Handles client-side blob storage with quota awareness:

  • OPFS Adapter: Primary storage using Origin Private File System
  • IndexedDB Adapter: Fallback for browsers without OPFS
  • Quota Monitor: Tracks navigator.storage.estimate(), requests persistence
  • LRU Evictor: Automatically removes least-recently-used items when near quota

2. Upload Manager

Handles reliable blob uploads:

  • tus Protocol: Resumable uploads that survive network interruptions
  • Chunked Uploads: Split large files for better reliability
  • Retry Logic: Exponential backoff with jitter
  • Progress Tracking: Real-time upload progress events

3. Mutation Queue

Persists pending operations for offline support:

  • IndexedDB Persistence: Survives page refresh/close
  • Operation Ordering: Maintains causality (create before update)
  • Conflict Detection: Identifies server/client divergence
  • Background Sync: Uses Service Worker Background Sync API when available

4. Subscription Manager

Reactive data + blob URL management:

  • Unified Subscriptions: Subscribe to data and blob URLs together
  • URL Refresh: Automatically re-sign presigned URLs before expiry
  • Optimistic Updates: Immediately reflect local changes
  • Prefetching: Pre-warm cache for visible/likely-needed items

Storage Quota Handling

Browser storage limits are a real constraint:

Browser Default Quota
Chrome ~80% of disk space
Firefox ~50% of free disk space
Safari ~1GB (can request more)

The engine handles this via:

// Automatic quota management
cache: {
  maxSize: '500MB', // Stay under browser limits
  eviction: 'lru',
  warningThreshold: 0.8, // Emit warning at 80% full
  criticalThreshold: 0.95, // Aggressive eviction at 95%

  // Priority system
  priorities: {
    high: 'never-evict', // User-pinned items
    normal: 'lru', // Standard eviction
    low: 'eager-evict', // Thumbnails, previews
  },
}

// Events for app-level handling
sync.on('cacheWarning', ({ used, available }) => {
  showToast('Storage nearly full.

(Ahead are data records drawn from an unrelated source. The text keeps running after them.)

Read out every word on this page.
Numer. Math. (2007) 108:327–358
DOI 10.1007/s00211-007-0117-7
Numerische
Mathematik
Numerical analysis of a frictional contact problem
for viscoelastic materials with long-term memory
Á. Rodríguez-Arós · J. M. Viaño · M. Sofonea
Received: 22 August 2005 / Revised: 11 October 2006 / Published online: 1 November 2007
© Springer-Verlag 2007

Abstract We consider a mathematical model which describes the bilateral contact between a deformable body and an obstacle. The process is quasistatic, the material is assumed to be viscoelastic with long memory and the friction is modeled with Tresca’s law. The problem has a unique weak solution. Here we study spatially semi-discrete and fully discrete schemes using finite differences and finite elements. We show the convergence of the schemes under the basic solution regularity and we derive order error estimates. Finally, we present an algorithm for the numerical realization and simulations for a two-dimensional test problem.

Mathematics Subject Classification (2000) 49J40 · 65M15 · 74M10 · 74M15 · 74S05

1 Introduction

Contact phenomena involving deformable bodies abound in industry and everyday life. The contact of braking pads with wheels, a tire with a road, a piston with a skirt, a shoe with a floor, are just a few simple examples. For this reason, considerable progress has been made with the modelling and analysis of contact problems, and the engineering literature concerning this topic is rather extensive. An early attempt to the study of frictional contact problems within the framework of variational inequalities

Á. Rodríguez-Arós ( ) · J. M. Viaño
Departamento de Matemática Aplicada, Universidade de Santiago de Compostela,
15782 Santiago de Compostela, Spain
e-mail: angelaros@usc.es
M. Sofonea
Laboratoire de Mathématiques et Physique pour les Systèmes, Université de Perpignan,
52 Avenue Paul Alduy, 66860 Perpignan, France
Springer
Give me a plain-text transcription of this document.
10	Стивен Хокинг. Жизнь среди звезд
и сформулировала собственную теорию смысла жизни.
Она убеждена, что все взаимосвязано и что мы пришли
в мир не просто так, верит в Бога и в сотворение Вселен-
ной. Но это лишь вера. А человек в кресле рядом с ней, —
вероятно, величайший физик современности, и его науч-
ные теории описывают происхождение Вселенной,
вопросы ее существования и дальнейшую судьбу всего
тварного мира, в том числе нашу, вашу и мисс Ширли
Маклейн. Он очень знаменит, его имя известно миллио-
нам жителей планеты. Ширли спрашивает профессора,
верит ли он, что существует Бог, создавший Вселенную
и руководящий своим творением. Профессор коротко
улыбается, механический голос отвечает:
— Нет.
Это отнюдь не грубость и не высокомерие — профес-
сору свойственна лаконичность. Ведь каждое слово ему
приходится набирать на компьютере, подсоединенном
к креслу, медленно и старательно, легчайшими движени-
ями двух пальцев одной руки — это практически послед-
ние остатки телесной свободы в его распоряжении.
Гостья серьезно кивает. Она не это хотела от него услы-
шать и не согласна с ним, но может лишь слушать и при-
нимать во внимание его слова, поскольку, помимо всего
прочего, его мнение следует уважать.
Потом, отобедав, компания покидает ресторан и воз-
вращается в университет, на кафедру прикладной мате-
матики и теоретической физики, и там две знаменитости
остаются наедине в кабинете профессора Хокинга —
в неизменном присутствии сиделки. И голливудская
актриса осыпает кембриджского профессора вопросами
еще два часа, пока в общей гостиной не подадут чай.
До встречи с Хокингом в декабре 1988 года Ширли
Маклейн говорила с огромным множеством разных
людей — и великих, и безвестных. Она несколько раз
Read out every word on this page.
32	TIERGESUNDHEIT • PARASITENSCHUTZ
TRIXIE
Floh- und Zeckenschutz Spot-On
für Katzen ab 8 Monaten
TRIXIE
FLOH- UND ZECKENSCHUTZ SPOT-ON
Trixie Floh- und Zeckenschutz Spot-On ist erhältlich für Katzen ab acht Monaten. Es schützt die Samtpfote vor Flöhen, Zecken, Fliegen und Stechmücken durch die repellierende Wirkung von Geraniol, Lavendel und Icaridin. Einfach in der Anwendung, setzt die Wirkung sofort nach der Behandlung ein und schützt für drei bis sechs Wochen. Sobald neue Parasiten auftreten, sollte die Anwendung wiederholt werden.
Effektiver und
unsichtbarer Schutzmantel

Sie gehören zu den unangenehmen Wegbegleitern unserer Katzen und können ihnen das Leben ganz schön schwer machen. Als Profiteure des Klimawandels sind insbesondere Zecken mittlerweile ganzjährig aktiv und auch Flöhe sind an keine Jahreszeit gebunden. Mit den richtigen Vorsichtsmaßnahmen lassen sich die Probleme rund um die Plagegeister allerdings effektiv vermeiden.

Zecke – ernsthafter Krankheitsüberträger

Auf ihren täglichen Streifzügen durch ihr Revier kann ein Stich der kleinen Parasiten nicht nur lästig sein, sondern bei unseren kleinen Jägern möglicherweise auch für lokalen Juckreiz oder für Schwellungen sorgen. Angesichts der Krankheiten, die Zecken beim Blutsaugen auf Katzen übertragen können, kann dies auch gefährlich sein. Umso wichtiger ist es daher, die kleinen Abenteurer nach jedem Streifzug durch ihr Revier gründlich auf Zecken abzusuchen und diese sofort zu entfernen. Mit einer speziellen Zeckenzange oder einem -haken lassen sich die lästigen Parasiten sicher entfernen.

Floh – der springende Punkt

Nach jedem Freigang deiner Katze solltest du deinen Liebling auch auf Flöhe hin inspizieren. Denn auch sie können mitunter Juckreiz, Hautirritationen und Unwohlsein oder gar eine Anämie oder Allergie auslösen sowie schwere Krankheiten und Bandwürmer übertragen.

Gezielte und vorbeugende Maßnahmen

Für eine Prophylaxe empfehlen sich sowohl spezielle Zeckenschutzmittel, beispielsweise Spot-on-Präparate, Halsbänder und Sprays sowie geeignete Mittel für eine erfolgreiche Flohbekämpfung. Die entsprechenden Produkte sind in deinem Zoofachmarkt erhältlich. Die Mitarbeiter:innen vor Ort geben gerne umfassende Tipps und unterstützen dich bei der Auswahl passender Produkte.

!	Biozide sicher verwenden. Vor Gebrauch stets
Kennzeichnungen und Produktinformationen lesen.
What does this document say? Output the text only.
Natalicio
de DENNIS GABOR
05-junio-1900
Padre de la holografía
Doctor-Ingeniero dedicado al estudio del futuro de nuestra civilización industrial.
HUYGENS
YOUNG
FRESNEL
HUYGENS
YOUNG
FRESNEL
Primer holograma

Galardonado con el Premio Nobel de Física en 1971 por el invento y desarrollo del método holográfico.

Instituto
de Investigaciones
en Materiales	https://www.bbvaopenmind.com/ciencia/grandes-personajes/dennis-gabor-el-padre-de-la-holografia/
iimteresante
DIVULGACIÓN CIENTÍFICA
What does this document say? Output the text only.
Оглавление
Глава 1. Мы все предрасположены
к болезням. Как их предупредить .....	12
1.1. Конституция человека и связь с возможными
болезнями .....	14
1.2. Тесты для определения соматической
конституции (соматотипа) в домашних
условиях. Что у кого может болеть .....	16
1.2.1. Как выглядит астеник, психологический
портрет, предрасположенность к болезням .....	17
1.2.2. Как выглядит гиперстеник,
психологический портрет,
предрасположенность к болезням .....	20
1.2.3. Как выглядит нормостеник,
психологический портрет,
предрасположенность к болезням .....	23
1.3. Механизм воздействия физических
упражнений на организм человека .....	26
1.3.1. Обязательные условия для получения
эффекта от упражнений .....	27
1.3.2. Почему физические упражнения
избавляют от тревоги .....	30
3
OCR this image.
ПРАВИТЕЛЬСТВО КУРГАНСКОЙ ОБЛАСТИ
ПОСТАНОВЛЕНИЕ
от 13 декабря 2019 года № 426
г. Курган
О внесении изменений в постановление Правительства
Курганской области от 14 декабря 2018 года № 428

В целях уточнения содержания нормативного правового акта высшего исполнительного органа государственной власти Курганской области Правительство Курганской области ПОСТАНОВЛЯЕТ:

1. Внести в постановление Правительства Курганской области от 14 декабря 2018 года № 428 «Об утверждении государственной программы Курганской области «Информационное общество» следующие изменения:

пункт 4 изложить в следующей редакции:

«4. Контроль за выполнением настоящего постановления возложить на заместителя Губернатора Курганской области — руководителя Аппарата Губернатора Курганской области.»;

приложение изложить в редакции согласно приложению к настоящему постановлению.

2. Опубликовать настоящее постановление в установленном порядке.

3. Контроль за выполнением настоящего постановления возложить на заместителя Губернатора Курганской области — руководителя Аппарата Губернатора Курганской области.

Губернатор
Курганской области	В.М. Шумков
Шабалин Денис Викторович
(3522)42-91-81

Some items may be removed.')
})

sync.on('cacheEviction', ({ items }) => {
  console.log(`Evicted ${items.length} items to free space`)
})

Prior Art & Dependencies

Building on proven technologies:

Component Technology
Resumable uploads tus protocol
Structured data sync Electric SQL, PowerSync
OPFS access Native navigator.storage.getDirectory()
IndexedDB wrapper idb
Background sync Workbox
Schema validation Effect Schema, Zod

Use Cases

  1. Family photo apps (like Ohana) - Photos, audio memories, metadata
  2. Note-taking apps - Text, embedded images, file attachments
  3. Design tools - Projects, assets, version history
  4. Music apps - Playlists, audio files, album art
  5. Document management - PDFs, Office files, annotations
  6. Social apps - Posts, images, videos, comments

Open Questions

  1. Conflict resolution for blobs - Last-write-wins? Version history?
  2. Compression - Compress blobs before caching/upload?
  3. Thumbnails - Generate and cache thumbnails separately?
  4. Encryption - Client-side encryption before upload?
  5. Sharing - How do blob references work across users/families?
  6. Server component - How much server-side logic is needed?

Next Steps

  1. Prototype - Build minimal viable version with OPFS + R2
  2. Benchmarks - Test with realistic media loads
  3. Provider adapters - Start with R2, add S3/Supabase
  4. React bindings - useSync hook with blob URL resolution
  5. Documentation - API reference, guides, examples

This is a proposal/RFC. Feedback welcome.

Inspired by building Ohana, a family photo archive app where this problem became very real.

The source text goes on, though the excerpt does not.